Not for the first time, but more strongly, I was brought up short by the contradictions inherent in what I was seeing. One cannot separate a classical ballet of this kind from its reliance on extreme, stereotypical gender representation. The tutu is a frilly exaggeration of a woman’s hips and the longer skirt is its more romanticized extension, not to mention the diaphanous nightgowns that figure in sleep-walking scenes and bedroom encounters. The male dancer is the support, the prop and pander, to this gauzy female caricature. Often the ballerina dies — in Kenneth MacMillan’s Romeo and Juliet there is a duet, if it can be called that, with Juliet’s lifeless body. Ballet also demands rigorous physical conformity from the female dancer. She must be of a certain height and weight, must have a certain leg length, and must possess good turn-out and feet. (My teacher informed me that I had none of these at age 12.) The male dancer, by contrast, is mostly defined by his bulging codpiece and delineated buttocks. So long as male dancers can jump and support their partners, they can be more variable in their physique.
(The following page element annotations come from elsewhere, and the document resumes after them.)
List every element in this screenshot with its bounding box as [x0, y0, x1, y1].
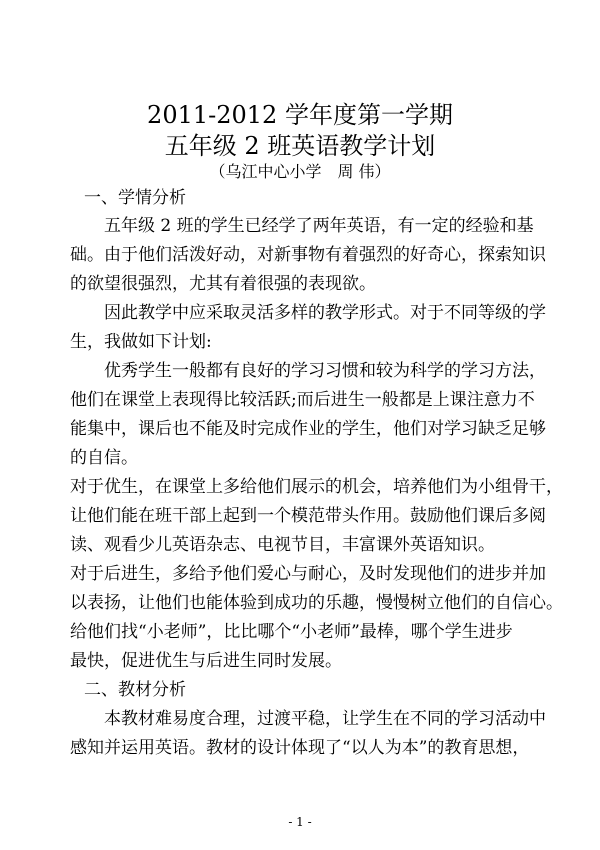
- paragraph-line: 以表扬，让他们也能体验到成功的乐趣，慢慢树立他们的自信心。: [70, 593, 563, 613]
- paragraph-line: 让他们能在班干部上起到一个模范带头作用。鼓励他们课后多阅: [70, 506, 546, 526]
- page-number: - 1 -: [288, 815, 312, 829]
- paragraph-line: 对于优生，在课堂上多给他们展示的机会，培养他们为小组骨干，: [70, 477, 563, 497]
- paragraph-line: 生，我做如下计划:: [70, 332, 212, 352]
- paragraph-line: 能集中，课后也不能及时完成作业的学生，他们对学习缺乏足够: [70, 419, 546, 439]
- paragraph-line: 本教材难易度合理，过渡平稳，让学生在不同的学习活动中: [104, 709, 546, 729]
- paragraph-line: 础。由于他们活泼好动，对新事物有着强烈的好奇心，探索知识: [70, 245, 546, 265]
- paragraph-line: 给他们找“小老师”，比比哪个“小老师”最棒，哪个学生进步: [70, 622, 513, 642]
- section-heading-textbook-analysis: 二、教材分析: [84, 680, 186, 700]
- document-title-line2: 五年级 2 班英语教学计划: [164, 132, 436, 160]
- paragraph-line: 读、观看少儿英语杂志、电视节目，丰富课外英语知识。: [70, 535, 495, 555]
- section-heading-student-analysis: 一、学情分析: [84, 188, 186, 208]
- paragraph-line: 对于后进生，多给予他们爱心与耐心，及时发现他们的进步并加: [70, 564, 546, 584]
- paragraph-line: 五年级 2 班的学生已经学了两年英语，有一定的经验和基: [104, 216, 534, 236]
- paragraph-line: 最快，促进优生与后进生同时发展。: [70, 651, 342, 671]
- paragraph-line: 感知并运用英语。教材的设计体现了“以人为本”的教育思想，: [70, 738, 530, 758]
- paragraph-line: 优秀学生一般都有良好的学习习惯和较为科学的学习方法，: [104, 361, 546, 381]
- paragraph-line: 的自信。: [70, 448, 138, 468]
- paragraph-line: 他们在课堂上表现得比较活跃;而后进生一般都是上课注意力不: [70, 390, 535, 410]
- paragraph-line: 的欲望很强烈，尤其有着很强的表现欲。: [70, 274, 376, 294]
- document-title-line1: 2011-2012 学年度第一学期: [147, 101, 453, 129]
- paragraph-line: 因此教学中应采取灵活多样的教学形式。对于不同等级的学: [104, 303, 546, 323]
- document-author: （乌江中心小学 周 伟）: [209, 162, 391, 181]
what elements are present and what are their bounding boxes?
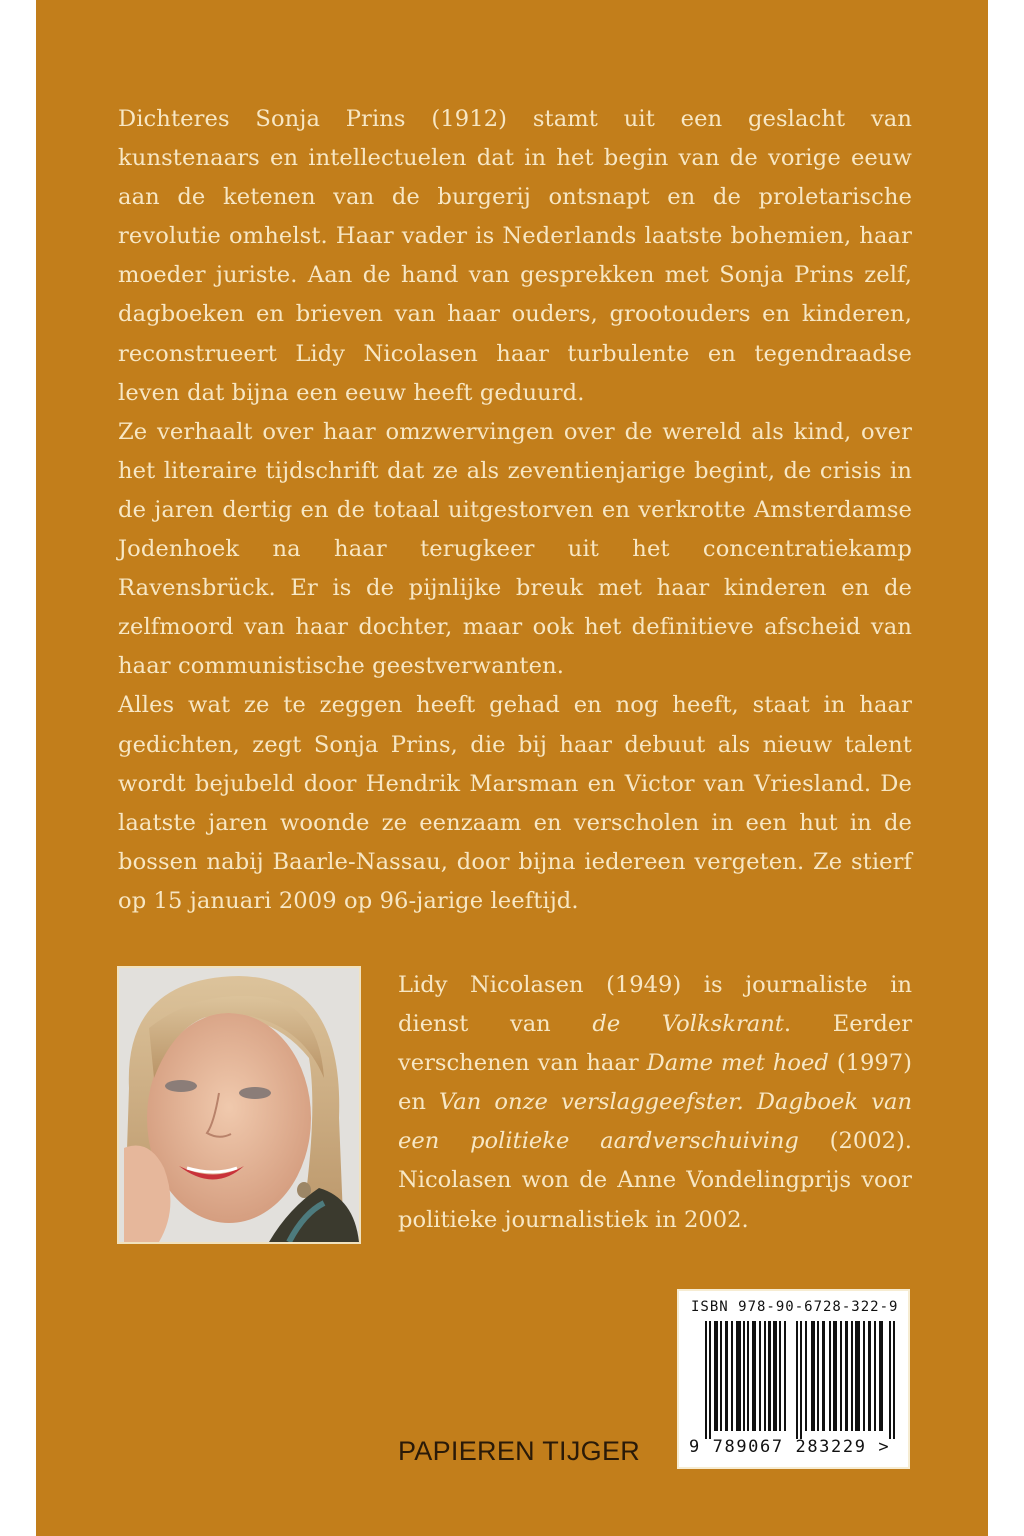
bio-text: . Eerder verschenen van haar (398, 1011, 913, 1077)
blurb-paragraph-1: Dichteres Sonja Prins (1912) stamt uit een geslacht van kunstenaars en intellectuelen dat in het begin van de vorige eeuw aan de ketenen van de burgerij ontsnapt en de proletarische revolutie omhelst. Haar vader is Nederlands laatste bohemien, haar moeder juriste. Aan de hand van gesprekken met Sonja Prins zelf, dagboeken en brieven van haar ouders, grootouders en kinderen, reconstrueert Lidy Nicolasen haar turbulente en tegendraadse leven dat bijna een eeuw heeft geduurd. (118, 106, 912, 406)
author-bio (398, 966, 912, 1240)
publisher-name: PAPIEREN TIJGER (398, 1436, 641, 1466)
author-photo (117, 966, 361, 1244)
book-blurb (118, 100, 912, 921)
bio-book-title: Van onze verslaggeefster. Dagboek van een politieke aardverschuiving (398, 1089, 912, 1155)
blurb-paragraph-3: Alles wat ze te zeggen heeft gehad en nog heeft, staat in haar gedichten, zegt Sonja Prins, die bij haar debuut als nieuw talent wordt bejubeld door Hendrik Marsman en Victor van Vriesland. De laatste jaren woonde ze eenzaam en verscholen in een hut in de bossen nabij Baarle-Nassau, door bijna iedereen vergeten. Ze stierf op 15 januari 2009 op 96-jarige leeftijd. (118, 692, 912, 914)
bio-newspaper: de Volkskrant (592, 1011, 784, 1038)
isbn-label: ISBN 978-90-6728-322-9 (691, 1299, 899, 1315)
barcode-bars-icon (705, 1321, 895, 1439)
author-portrait-icon (119, 968, 359, 1242)
bio-book-title: Dame met hoed (646, 1050, 829, 1077)
ean-digits: 9 789067 283229 > (689, 1437, 891, 1457)
isbn-barcode (677, 1289, 910, 1469)
blurb-paragraph-2: Ze verhaalt over haar omzwervingen over de wereld als kind, over het literaire tijdschrift dat ze als zeventienjarige begint, de crisis in de jaren dertig en de totaal uitgestorven en verkrotte Amsterdamse Jodenhoek na haar terugkeer uit het concentratiekamp Ravensbrück. Er is de pijnlijke breuk met haar kinderen en de zelfmoord van haar dochter, maar ook het definitieve afscheid van haar communistische geestverwanten. (118, 418, 912, 680)
bio-text: (2002). Nicolasen won de Anne Vondelingprijs voor politieke journalistiek in 2002. (398, 1128, 912, 1233)
bio-text: Lidy Nicolasen (1949) is journaliste in dienst van (398, 972, 912, 1038)
bio-text: (1997) en (398, 1050, 912, 1116)
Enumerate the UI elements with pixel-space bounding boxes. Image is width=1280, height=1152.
But what strikes me the most as dramatically regressive, while also being the locus of my fascination, are the pointe shoes that ballerinas wear. (Male dancers don’t wear them, except in the most unconventional circumstances.) I have always been besotted by them. Despite having been told early on that I had no future as a ballerina, I somehow managed to acquire a pair and take a few lessons in them in my late teens. Just looking at those pink satin contraptions, or if you will, cages, for the feet still gives me a jolt of pleasure.